She said the moves have been a long time coming.
Santelises said she’s watched entire countries prioritize physical textbooks over laptops to fix literacy rates and noticed how parents who got rich on tech limit their kids’ interaction with it. She said the district has also been taking an in-depth look at technology use since the COVID-19 pandemic, when city schools went from having one device for every eight or so students to a 1-to-1 ratio “almost overnight.”
As kids had to start using tablets and laptops for virtual school, some of their younger siblings spent years watching short — and often overstimulating — YouTube videos rather than socializing with real kids. They’re entering school more reliant on screens for instruction, entertainment and self-soothing, said Crystal Francis, the district’s executive director of early learning.
Pre-K is built on face-to-face interactions and play, and kids can’t learn to take turns or mitigate conflict from behind a screen, Francis said.
According to the Pew Research Center, more parents are turning to tech anyway — 62% of children younger than 2 watch YouTube, 68% of kids 12 or younger use tablets, and the poorer a child is, the more likely they are to have a smartphone. Experts say increased screen time can rewire kids’ brains in potentially dangerous ways, degrade attention spans and harm development.
Maryland has already tried to work on the problem with older kids by enacting strict cellphone bans. Early evidence suggests it’s been good for their grades and concentration, even though many students initially resisted.
Santelises said she hasn’t gotten pushback on the new rules for Baltimore elementary students, but it’s still early; she announced them just weeks ago.
Starting off screen-free benefits the district’s tiniest students, City Schools Chief Academic Officer Joan Dabrowski said at the February meeting. Going device-free in pre-K contributed to the district’s kindergarten readiness scores that showed “students who attend City Schools pre-K are better prepared for kindergarten than those who attend other prior care settings,” Dabrowski said.
Santelises acknowledged that technology can be beneficial, especially when teachers are involved and students aren’t just watching videos. But she wants educators to be cautious in pursuing new technology.
“The neuroscience supports what my grandmother would have told you,” said Santelises, who writes her meeting notes by hand in a journal. “The brain retains information differently when you have pencil to paper.” She added that city schools have reintroduced handwriting into its early literacy curriculum.

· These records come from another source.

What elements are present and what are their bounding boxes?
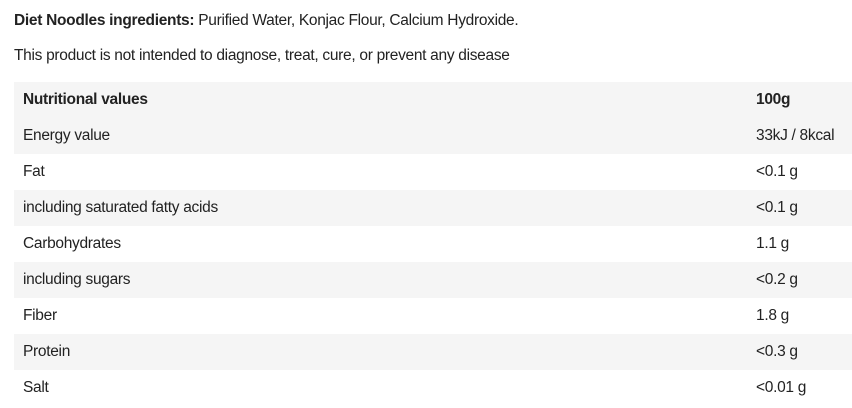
nutrition-table: Nutritional values 100g Energy value 33kJ… xyxy=(14,82,852,406)
nutrient-name: Fiber xyxy=(23,307,57,324)
header-100g: 100g xyxy=(756,91,791,108)
nutrient-name: including sugars xyxy=(23,271,131,288)
table-row: Protein <0.3 g xyxy=(14,334,852,370)
table-row: including sugars <0.2 g xyxy=(14,262,852,298)
nutrient-value: <0.2 g xyxy=(756,271,798,288)
nutrient-value: <0.1 g xyxy=(756,199,798,216)
table-row: Carbohydrates 1.1 g xyxy=(14,226,852,262)
ingredients-label: Diet Noodles ingredients: xyxy=(14,12,195,29)
nutrient-name: including saturated fatty acids xyxy=(23,199,218,216)
nutrient-value: 33kJ / 8kcal xyxy=(756,127,835,144)
ingredients-list: Purified Water, Konjac Flour, Calcium Hy… xyxy=(194,12,519,29)
table-row: Salt <0.01 g xyxy=(14,370,852,406)
table-row: Fat <0.1 g xyxy=(14,154,852,190)
nutrient-value: <0.1 g xyxy=(756,163,798,180)
nutrient-name: Fat xyxy=(23,163,45,180)
table-row: including saturated fatty acids <0.1 g xyxy=(14,190,852,226)
table-row: Energy value 33kJ / 8kcal xyxy=(14,118,852,154)
nutrient-name: Protein xyxy=(23,343,71,360)
nutrient-value: <0.01 g xyxy=(756,379,807,396)
table-header-row: Nutritional values 100g xyxy=(14,82,852,118)
nutrient-value: 1.8 g xyxy=(756,307,789,324)
disclaimer: This product is not intended to diagnose… xyxy=(14,47,510,64)
nutrient-name: Salt xyxy=(23,379,49,396)
nutrient-name: Carbohydrates xyxy=(23,235,121,252)
ingredients-text: Diet Noodles ingredients: Purified Water… xyxy=(14,12,519,30)
table-row: Fiber 1.8 g xyxy=(14,298,852,334)
nutrient-value: <0.3 g xyxy=(756,343,798,360)
header-nutritional-values: Nutritional values xyxy=(23,91,148,108)
nutrient-value: 1.1 g xyxy=(756,235,789,252)
nutrient-name: Energy value xyxy=(23,127,110,144)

But rather than spending money on tablets, Santelises wants to invest more in toys, like pretend food for playtime, student trips to D.C. and the Eastern Shore, and outdoor equipment such as volleyballs and jump ropes.
All third graders will continue to get their own personal devices because they must complete computer-based state assessments, she said, and she didn’t want city kids to be at a disadvantage.

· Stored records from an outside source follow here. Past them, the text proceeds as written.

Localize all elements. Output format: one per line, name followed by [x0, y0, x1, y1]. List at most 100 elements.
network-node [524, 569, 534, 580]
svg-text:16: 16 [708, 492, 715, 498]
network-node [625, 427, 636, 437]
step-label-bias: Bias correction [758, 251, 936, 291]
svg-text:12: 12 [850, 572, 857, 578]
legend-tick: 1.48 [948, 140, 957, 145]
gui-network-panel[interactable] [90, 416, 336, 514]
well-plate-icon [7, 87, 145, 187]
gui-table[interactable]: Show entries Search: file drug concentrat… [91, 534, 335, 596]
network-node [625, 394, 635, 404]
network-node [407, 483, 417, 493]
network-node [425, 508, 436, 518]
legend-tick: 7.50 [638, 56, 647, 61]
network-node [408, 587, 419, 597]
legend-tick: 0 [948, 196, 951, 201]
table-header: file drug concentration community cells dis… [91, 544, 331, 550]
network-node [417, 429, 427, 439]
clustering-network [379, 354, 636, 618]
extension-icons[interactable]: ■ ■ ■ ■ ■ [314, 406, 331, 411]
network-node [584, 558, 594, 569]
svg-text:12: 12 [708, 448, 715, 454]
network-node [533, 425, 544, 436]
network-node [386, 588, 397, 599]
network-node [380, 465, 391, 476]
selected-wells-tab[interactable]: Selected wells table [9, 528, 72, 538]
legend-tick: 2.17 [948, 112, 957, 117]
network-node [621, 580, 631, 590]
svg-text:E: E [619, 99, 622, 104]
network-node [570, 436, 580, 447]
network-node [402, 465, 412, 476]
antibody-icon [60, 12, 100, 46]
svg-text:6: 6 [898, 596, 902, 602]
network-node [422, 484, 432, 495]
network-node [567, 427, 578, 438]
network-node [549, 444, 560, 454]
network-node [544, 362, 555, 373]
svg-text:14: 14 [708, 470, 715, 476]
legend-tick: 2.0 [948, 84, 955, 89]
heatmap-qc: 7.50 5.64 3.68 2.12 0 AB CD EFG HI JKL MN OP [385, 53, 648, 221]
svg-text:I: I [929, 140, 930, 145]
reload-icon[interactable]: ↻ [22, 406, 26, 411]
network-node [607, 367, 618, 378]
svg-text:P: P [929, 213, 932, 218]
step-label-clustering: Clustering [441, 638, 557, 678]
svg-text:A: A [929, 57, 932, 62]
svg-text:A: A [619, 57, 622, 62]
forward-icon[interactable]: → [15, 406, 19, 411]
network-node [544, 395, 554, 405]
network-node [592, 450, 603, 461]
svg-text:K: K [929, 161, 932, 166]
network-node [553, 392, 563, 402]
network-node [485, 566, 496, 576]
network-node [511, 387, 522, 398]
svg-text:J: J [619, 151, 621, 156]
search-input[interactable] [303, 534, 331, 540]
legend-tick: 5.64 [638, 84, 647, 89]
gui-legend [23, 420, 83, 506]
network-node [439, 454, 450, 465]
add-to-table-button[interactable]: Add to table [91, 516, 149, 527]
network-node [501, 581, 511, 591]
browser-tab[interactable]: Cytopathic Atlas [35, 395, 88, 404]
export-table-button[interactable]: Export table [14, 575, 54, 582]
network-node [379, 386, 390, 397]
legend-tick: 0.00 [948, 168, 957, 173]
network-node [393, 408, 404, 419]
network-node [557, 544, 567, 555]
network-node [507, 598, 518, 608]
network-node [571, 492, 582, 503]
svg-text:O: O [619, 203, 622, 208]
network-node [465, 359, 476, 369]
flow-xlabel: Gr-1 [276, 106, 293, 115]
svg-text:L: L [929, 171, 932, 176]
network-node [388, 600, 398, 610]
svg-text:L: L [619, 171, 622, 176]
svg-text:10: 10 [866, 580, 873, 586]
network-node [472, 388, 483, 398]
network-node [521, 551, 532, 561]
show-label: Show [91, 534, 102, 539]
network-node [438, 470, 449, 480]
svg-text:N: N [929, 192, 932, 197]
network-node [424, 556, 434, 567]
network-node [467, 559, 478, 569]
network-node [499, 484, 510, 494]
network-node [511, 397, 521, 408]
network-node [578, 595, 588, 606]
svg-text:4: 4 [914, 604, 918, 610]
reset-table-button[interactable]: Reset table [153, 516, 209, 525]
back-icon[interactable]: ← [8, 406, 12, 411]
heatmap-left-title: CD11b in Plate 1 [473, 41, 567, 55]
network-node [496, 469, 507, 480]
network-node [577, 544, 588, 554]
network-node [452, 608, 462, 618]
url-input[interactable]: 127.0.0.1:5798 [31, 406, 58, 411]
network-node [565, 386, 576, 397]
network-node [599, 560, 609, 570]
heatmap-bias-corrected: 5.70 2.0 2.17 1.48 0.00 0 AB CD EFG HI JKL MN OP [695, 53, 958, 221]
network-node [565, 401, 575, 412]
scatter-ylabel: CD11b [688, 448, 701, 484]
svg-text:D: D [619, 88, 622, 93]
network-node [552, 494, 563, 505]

She thinks the state should consider stepping back from digital tests for those kids, because it’s “absolutely absurd” to have “8- and 9-year-olds with earphones on, sitting and plugging into a computer to be able to tell whether they read or not.”
In a written statement, the Maryland State Department of Education said technology is the “most effective and efficient” way to get timely test results and that going analog would drive up costs. Spokesperson Cherie Duvall-Jones added that the federally required National Assessment of Educational Progress, known as the Nation’s Report Card, is also done digitally.

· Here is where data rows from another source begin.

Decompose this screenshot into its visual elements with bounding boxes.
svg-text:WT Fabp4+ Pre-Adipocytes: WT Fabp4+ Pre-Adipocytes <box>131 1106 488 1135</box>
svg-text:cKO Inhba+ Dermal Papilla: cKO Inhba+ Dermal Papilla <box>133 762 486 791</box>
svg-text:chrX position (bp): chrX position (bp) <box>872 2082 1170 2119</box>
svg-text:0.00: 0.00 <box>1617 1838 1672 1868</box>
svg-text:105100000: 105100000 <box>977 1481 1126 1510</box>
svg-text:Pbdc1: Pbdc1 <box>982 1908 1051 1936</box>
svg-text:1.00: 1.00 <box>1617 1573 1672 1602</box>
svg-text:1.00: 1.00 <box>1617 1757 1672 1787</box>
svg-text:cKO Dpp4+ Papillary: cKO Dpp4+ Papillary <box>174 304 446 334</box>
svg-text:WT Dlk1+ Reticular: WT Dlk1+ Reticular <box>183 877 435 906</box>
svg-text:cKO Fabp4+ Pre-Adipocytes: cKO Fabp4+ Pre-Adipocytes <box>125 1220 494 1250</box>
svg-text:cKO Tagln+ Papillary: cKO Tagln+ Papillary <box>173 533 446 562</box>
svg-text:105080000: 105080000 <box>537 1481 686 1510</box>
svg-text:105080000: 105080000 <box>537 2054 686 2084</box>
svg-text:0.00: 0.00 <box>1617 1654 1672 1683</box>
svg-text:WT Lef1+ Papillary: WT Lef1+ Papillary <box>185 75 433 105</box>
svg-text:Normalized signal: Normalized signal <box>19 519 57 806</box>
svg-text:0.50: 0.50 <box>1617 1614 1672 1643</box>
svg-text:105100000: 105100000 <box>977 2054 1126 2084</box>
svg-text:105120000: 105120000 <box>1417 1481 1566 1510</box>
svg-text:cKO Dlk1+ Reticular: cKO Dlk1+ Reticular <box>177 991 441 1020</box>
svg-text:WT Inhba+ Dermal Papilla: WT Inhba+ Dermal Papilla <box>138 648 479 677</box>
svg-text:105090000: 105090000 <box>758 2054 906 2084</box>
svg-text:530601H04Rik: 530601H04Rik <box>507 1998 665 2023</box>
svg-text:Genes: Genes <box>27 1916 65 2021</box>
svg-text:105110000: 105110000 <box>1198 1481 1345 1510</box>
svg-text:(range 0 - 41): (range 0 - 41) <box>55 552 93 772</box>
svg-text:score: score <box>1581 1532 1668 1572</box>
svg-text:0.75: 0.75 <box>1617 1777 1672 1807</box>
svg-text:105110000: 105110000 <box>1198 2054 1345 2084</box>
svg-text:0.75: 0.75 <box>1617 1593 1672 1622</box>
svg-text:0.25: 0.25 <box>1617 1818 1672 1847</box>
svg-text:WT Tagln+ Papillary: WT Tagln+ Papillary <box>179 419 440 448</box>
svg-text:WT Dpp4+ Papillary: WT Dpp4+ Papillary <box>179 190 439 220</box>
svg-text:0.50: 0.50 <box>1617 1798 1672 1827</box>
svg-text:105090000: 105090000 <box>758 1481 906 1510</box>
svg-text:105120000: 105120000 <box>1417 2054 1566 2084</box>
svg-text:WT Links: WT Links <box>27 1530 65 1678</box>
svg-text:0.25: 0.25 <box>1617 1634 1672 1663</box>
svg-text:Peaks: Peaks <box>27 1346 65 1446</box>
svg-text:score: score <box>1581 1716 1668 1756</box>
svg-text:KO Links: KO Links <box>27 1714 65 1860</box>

Local school systems can set their own screen time and device-use guidelines, the department said, but the state limits preschoolers’ “passive viewing” of technology to about 30 minutes a week.
Though Santelises is leaving her post as CEO at the end of the school year, she’s glad she could get the ball rolling on limiting technology use for the district’s youngest kids, an initiative she called a no-brainer.
“Technology eats executive functioning for breakfast,” Santelises said, “but we’re giving it to kids every day.”